The actor who plays journalist Gary Webb appeared on The Daily Show to talk about his film Kill the Messenger which deals with his expose of how the CIA and the Nicaraguan contras it supported were involved in the spread of the crack cocaine epidemic in America’s inner cities. (I wrote about it here.)

The Plain Dealer had a long article about Webb because there was a local angle in that for a short time Webb had worked for it, something that I had been unaware of. The article is sympathetic to Webb and describes the vicious hatchet job that the major newspapers did on him to discredit his story, though it puts their motives down to professional jealousy at being scooped and does not say that they were deliberately protecting the CIA, which is my suspicion.

(This clip aired on October 9, 2014. To get suggestions on how to view clips of The Daily Show and The Colbert Report outside the US, please see this earlier post. If the videos autoplay, please see here for a diagnosis and possible solutions.)

Comments

  1. Marshall says

    Pretty unrelated, but the title confused me at first, because Jeremy Renner played Jason Bourne in the fourth Bourne movie (which I haven’t seen), and Jason Bourne’s real name (as revealed in the Bourne Ultimatum) is David Webb. So apparently he’s recently played two characters both with the last name of Webb.

  2. resident_alien says

    Nitpicker here: Jeremy Renner’s character in The Bourne Legacy isn’t actually Jason Bourne, but a different guy in that secret-super-soldier-thingy project. There’s a scene at an airport when he watches Matt Damon’s Jason Bourne on the news.
    Renner is the sort of actor who does the deep-thinky character acting and the shooty-punchy action flick thing equally well (as well as being a total darling in person), So I’ll be seeing this movie as soon as I can, especially given the subject matter.
    The shit certain agencies pull off is sicker than most conspiracy theories.While I don’t think the CIA intended to wreck havoc on black communities by the means of cocaine etc. (I’m not Louis Farrakhan!), I am fully prepared to believe they were utterly ,callously indifferent to the effect their meddling had on the African American population.

  3. lorn says

    For all of its moral posturing, emphasis on “character” the Reagan administration was clearly all about the desired ends justifying any means.

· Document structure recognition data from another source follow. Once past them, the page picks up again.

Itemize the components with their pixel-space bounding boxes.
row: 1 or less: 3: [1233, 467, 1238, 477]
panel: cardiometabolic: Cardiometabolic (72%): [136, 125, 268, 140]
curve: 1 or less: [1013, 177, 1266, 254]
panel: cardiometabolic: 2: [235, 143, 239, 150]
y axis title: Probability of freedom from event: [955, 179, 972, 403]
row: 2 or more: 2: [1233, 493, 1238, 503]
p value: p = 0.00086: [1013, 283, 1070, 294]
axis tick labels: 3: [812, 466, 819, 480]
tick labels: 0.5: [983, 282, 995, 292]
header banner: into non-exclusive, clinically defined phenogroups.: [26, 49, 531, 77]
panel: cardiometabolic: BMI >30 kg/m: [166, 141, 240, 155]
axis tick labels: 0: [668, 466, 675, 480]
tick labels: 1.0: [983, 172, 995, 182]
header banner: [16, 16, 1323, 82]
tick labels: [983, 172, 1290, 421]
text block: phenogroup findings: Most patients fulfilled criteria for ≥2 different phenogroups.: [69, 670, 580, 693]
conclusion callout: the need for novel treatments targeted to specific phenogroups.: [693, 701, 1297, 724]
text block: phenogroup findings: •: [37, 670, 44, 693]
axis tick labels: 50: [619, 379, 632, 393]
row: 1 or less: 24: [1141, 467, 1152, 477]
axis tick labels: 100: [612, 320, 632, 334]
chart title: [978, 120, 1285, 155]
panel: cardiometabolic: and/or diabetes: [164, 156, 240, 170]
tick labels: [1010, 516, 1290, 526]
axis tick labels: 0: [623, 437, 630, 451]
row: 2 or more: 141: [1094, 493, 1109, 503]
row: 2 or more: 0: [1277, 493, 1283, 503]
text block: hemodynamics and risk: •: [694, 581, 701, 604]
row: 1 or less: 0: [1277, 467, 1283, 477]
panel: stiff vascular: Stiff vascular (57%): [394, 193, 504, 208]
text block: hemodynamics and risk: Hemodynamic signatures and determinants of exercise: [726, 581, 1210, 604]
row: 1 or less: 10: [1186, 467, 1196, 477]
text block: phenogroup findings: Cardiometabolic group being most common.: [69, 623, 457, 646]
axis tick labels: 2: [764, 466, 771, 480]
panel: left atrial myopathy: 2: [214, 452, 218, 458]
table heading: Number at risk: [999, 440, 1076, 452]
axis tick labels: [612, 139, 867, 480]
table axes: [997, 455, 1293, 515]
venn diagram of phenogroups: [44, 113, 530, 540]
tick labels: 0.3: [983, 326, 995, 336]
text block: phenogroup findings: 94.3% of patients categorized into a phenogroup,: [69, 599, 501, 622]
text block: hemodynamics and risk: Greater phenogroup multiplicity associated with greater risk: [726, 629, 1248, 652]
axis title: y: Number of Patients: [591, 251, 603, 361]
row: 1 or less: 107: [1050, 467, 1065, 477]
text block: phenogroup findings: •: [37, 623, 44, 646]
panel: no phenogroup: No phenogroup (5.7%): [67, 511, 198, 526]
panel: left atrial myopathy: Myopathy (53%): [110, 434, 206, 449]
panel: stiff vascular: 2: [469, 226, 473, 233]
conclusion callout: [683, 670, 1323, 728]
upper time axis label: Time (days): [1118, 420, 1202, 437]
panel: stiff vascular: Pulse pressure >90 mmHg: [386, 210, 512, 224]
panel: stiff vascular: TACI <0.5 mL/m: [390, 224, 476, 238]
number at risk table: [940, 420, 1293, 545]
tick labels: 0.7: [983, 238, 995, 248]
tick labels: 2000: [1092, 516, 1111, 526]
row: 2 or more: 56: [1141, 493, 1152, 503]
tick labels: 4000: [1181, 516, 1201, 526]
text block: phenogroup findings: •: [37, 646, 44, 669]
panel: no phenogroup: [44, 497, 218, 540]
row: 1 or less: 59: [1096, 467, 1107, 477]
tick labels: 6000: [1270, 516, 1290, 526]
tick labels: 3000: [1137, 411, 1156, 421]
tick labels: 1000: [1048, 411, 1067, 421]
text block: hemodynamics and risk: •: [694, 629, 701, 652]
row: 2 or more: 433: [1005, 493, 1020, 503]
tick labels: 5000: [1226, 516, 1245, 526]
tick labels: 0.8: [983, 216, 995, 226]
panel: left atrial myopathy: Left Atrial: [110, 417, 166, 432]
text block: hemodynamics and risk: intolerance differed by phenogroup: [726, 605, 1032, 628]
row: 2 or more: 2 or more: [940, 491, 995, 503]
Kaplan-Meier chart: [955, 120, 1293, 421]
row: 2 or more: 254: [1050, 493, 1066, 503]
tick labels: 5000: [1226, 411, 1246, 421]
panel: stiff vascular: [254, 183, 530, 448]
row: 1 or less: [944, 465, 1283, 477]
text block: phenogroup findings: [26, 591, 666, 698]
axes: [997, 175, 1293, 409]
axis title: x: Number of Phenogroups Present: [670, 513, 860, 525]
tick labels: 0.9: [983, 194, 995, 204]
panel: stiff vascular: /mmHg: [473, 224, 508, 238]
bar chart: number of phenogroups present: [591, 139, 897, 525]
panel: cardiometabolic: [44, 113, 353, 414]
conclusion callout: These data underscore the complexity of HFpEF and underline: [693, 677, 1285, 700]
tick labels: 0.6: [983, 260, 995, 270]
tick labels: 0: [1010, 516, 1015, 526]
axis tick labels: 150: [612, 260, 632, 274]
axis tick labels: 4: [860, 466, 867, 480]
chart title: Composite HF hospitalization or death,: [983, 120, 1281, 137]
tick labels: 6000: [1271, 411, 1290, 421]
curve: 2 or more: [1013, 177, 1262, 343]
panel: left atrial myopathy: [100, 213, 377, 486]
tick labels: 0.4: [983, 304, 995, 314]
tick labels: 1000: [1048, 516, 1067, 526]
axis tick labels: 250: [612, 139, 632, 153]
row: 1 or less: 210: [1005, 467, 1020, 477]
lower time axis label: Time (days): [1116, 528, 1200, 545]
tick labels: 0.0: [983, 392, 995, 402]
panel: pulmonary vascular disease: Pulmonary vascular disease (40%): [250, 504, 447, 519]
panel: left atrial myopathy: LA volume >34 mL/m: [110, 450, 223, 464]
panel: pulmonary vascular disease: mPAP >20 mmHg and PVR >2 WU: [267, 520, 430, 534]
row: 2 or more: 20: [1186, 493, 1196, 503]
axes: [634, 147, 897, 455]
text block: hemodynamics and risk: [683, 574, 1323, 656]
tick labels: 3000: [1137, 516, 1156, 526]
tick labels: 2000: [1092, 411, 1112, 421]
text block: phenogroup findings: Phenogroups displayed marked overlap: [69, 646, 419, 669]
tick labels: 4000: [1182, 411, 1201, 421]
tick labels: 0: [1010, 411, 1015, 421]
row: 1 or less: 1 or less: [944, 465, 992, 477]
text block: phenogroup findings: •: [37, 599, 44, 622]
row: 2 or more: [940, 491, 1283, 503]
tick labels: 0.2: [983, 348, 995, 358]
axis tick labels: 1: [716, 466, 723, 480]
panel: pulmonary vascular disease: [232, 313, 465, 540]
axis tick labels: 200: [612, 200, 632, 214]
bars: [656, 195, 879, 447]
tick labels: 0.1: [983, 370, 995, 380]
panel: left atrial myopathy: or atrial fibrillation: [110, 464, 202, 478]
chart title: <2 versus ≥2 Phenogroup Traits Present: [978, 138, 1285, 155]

Allowing South American drugs to be sold in the US to reap a profit that could be donated to run the Contra campaign was an adaptation of a previous CIA project shipping SE Asian Opiates into Europe to run the clandestine operations in and around SE Asia which the Democratic congress has failed to fund. Nixon did it before Reagan.

    But this wasn’t the only operation undertaken under Reagan to fund the Contras. There was also the Iran Contra angle where The US supplied Israel with updated TOW and Hawk missiles, the semi-obsolete Israeli missiles were shipped to Cyprus, and the older missiles were sold to Iran with the profits going to fund the Contras. Everyone made out like bandits in that deal. The defense contractor made a pretty penny, the Israelis got obsolete missiles replaced with the latest model, the Cypriots made a sweet percentage for providing a neutral place to land and make the transfers, the Iranians got desperately needed missiles to fight off Iraqi armor and aircraft, and the Contras got funding. In fact everyone but average Americans, who financed the whole thing through taxes and had their political desire to avoid funding the Contras, as expressed through their representatives in congress, thwarted, made out very well.

    The CIA selling drugs and/or arms for money to run operations that the Democratic congress won’t pay for is a regular theme. For entertainment you might look into the funding of Tibetan/Nepali, among other, ethnic resistance movements that are still fighting the Chinese. This has cooled from the decades past when it was a ‘hot war’ that forced the movement of a major highway almost 1000km to avoid rebel actions, and has become both ‘cooler’ and more high tech.